Anyone else dealing with FirstEnergy's AMI deployment in Ohio? We're seeing some strange billing anomalies where the smart meters are applying the wrong multipliers on industrial accounts. Had a client get hit with a $47,000 bill that should have been around $12,000 due to a CT ratio error that wasn't caught for three months. The old mechanical Westinghouse meter never had this problem - it was hardwired with the correct multiplier. These Landis+Gyr meters seem to have the multiplier stored in software and somehow it got corrupted or reset. Anyone have experience challenging these types of errors with FirstEnergy?
FirstEnergy AMI rollout - seeing weird multiplier issues
Jim, I've seen similar issues with Duquesne Light here in Pittsburgh during their smart meter rollout. The problem seems to be during the meter swap process - sometimes the technician enters the wrong CT or PT ratios into the new meter's configuration. With mechanical meters, those ratios were physically built into the meter gearing. Now it's all software configuration and human error creeps in. I've had good luck getting adjustments by providing the old meter's nameplate photos and historical usage patterns to prove the error.
This is exactly why I document everything during meter changeouts. Georgia Power has been pretty good about their AMI installations, but I always take photos of the old meter nameplate, CT cabinet wiring, and get the final reading before they remove it. Had one case where they claimed the customer was stealing power for months because the new smart meter was reading 10x higher than historical usage. Turned out they forgot to program in the 10:1 CT ratio. $23,000 adjustment in the customer's favor.
Connecticut Light & Power (now Eversource) had massive problems with their smart meter deployment. They were using Elster meters and the configuration software had bugs that would sometimes default CT ratios to 1:1 even when you entered the correct values. Took them over a year to fix the software and they had to manually review thousands of commercial accounts. The mechanical meters may have been old, but at least they were reliable once properly installed.

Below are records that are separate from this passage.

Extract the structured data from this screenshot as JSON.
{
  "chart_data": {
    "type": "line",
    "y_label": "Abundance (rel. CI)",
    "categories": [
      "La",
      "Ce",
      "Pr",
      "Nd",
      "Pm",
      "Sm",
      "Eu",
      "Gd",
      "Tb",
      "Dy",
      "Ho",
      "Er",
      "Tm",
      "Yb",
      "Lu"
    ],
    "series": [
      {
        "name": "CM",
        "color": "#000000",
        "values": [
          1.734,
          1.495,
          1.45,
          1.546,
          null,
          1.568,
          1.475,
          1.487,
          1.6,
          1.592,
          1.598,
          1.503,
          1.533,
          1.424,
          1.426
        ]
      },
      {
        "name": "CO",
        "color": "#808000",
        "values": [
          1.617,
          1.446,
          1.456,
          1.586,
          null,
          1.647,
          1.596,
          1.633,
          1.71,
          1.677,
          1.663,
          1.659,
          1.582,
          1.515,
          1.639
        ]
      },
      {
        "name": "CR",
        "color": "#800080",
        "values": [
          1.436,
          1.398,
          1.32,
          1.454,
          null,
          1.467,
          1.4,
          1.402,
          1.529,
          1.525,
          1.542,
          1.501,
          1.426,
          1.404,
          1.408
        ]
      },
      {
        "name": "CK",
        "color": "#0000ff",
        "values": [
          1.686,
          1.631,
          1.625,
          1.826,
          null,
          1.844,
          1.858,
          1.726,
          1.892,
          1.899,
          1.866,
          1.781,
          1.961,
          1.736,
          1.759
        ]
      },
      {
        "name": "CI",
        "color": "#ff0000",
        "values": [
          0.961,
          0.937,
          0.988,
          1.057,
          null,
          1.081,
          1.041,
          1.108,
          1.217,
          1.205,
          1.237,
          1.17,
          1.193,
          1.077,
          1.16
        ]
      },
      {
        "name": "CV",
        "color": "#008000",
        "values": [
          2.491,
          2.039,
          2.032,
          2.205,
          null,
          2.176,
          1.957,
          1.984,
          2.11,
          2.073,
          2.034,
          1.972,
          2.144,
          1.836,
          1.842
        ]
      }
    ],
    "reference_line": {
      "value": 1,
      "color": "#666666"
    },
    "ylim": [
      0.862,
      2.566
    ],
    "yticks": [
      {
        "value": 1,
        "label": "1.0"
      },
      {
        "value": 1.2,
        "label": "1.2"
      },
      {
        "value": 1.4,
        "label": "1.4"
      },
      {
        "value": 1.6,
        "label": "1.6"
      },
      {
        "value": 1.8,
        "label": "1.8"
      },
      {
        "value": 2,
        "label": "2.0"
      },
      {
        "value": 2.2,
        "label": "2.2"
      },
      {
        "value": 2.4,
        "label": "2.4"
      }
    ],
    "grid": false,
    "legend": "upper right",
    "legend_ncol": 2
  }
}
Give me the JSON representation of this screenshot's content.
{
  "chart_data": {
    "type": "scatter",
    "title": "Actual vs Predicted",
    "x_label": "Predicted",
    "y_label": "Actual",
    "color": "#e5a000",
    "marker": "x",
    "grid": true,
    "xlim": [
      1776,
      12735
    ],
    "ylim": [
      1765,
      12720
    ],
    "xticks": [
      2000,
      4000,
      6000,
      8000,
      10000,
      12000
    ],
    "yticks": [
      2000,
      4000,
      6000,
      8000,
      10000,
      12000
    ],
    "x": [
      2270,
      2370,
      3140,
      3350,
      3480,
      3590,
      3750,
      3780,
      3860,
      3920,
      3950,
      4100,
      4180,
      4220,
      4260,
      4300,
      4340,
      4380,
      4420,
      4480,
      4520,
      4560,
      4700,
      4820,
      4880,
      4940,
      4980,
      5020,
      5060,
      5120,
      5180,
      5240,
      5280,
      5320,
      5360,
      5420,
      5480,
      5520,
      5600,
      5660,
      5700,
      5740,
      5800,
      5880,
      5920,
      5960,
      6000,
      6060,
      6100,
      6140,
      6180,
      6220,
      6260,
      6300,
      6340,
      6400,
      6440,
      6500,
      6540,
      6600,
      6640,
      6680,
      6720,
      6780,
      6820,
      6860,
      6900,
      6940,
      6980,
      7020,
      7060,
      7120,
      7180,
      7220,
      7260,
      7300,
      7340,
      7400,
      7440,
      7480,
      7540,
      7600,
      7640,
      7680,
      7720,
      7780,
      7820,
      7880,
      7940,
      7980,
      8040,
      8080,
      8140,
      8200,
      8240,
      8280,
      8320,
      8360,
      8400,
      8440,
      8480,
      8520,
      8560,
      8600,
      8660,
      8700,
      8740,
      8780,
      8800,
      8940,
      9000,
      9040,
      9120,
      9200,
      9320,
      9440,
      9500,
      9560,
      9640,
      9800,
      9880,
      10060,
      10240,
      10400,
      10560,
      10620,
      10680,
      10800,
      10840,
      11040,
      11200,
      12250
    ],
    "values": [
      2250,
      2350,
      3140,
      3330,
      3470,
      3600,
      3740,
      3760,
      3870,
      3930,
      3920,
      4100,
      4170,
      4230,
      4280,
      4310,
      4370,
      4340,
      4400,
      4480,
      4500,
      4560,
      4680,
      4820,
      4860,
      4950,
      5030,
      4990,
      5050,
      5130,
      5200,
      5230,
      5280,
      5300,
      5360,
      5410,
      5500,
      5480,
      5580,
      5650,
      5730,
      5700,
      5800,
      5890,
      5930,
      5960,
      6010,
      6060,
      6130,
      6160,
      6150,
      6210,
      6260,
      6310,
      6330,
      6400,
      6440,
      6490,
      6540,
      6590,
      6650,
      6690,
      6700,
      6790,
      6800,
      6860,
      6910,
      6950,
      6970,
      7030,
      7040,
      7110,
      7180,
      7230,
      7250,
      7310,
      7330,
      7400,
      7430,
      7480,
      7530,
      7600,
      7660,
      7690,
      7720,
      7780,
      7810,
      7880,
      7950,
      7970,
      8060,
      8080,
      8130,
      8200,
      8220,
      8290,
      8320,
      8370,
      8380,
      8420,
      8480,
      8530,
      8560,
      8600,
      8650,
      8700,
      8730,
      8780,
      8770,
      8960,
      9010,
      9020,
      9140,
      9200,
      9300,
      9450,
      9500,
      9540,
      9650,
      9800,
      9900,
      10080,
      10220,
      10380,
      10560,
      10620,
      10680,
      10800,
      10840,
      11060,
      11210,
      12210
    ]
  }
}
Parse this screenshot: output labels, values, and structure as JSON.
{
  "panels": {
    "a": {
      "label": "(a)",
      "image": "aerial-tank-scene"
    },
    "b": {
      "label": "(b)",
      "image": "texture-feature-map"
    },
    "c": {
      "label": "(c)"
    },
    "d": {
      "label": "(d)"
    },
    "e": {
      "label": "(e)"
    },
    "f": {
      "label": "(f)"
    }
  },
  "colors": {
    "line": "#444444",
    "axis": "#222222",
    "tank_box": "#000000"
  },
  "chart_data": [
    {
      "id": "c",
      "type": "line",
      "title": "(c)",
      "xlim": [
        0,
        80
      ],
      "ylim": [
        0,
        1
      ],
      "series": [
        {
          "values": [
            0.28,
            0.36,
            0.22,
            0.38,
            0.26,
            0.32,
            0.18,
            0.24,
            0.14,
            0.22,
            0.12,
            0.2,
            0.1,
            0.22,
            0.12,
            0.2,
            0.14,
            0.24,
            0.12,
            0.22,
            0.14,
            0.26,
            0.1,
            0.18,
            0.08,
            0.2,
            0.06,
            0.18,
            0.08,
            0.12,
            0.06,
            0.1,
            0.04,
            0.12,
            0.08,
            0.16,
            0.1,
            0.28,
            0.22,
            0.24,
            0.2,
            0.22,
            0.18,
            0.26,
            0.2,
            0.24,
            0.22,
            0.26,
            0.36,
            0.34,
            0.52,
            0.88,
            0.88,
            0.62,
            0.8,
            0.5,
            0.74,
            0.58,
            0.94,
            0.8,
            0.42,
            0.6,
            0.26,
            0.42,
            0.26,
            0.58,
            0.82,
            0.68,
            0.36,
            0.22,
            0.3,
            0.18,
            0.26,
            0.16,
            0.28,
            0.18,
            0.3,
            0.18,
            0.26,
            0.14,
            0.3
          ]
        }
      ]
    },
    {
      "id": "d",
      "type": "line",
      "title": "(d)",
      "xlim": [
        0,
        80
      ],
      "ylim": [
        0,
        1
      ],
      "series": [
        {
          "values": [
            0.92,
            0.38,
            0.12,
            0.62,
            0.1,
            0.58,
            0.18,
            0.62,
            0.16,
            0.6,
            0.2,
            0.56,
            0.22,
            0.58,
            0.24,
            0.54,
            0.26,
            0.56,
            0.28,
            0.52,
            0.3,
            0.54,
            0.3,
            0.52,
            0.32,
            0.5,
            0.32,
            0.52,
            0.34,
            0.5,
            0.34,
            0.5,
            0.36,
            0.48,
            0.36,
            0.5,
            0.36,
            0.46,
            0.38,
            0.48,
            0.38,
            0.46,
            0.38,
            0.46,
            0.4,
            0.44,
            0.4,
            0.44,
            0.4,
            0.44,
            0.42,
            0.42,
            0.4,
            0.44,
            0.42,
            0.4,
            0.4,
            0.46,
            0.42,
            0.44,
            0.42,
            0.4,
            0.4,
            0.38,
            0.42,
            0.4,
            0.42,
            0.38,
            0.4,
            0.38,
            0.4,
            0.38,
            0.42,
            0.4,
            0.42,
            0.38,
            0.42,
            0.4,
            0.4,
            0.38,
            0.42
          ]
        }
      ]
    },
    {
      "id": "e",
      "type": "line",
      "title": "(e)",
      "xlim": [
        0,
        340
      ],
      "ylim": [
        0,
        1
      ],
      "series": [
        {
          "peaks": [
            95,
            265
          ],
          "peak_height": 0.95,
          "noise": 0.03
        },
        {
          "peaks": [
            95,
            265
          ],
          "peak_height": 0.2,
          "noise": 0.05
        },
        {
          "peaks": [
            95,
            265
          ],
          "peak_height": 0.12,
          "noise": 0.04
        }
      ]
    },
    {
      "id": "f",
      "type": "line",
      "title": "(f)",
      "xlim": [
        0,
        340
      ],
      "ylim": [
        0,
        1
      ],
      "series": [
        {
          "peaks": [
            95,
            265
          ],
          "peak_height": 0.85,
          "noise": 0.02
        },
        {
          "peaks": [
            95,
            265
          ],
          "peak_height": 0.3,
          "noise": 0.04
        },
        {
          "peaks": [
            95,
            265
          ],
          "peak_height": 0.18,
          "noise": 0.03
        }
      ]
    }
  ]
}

Update on my FirstEnergy case - they finally agreed to the adjustment after I provided detailed analysis comparing the account's load profile to similar facilities. The key was showing that the meter readings were physically impossible given the facility's connected load. They credited back $35,000 and are supposedly reviewing their meter installation procedures. Still waiting on the final $12,000 but making progress.
PECO has been rolling out smart meters in Philadelphia and we're seeing similar configuration errors. The difference is their new Itron meters have better validation routines that flag unusual consumption spikes. Still not perfect, but better than the early Landis+Gyr units. I think the key is having proper commissioning procedures and maybe a 30-day review period for all meter swaps on accounts over 100 kW.
Alabama Power just started their AMI rollout in Birmingham and I'm dreading it based on all these stories. The mechanical meters may be 30+ years old but they're bulletproof once calibrated. These smart meters have so many more failure modes - communication issues, software bugs, configuration errors, firmware updates that break things. Progress isn't always better.
Val, just make sure you're present for any large commercial meter swaps and document everything. The technology will improve but right now we're in the growing pains phase. At least with smart meters we can catch errors faster since they report usage daily instead of monthly. The trick is knowing what to look for and having the data to prove your case when something goes wrong.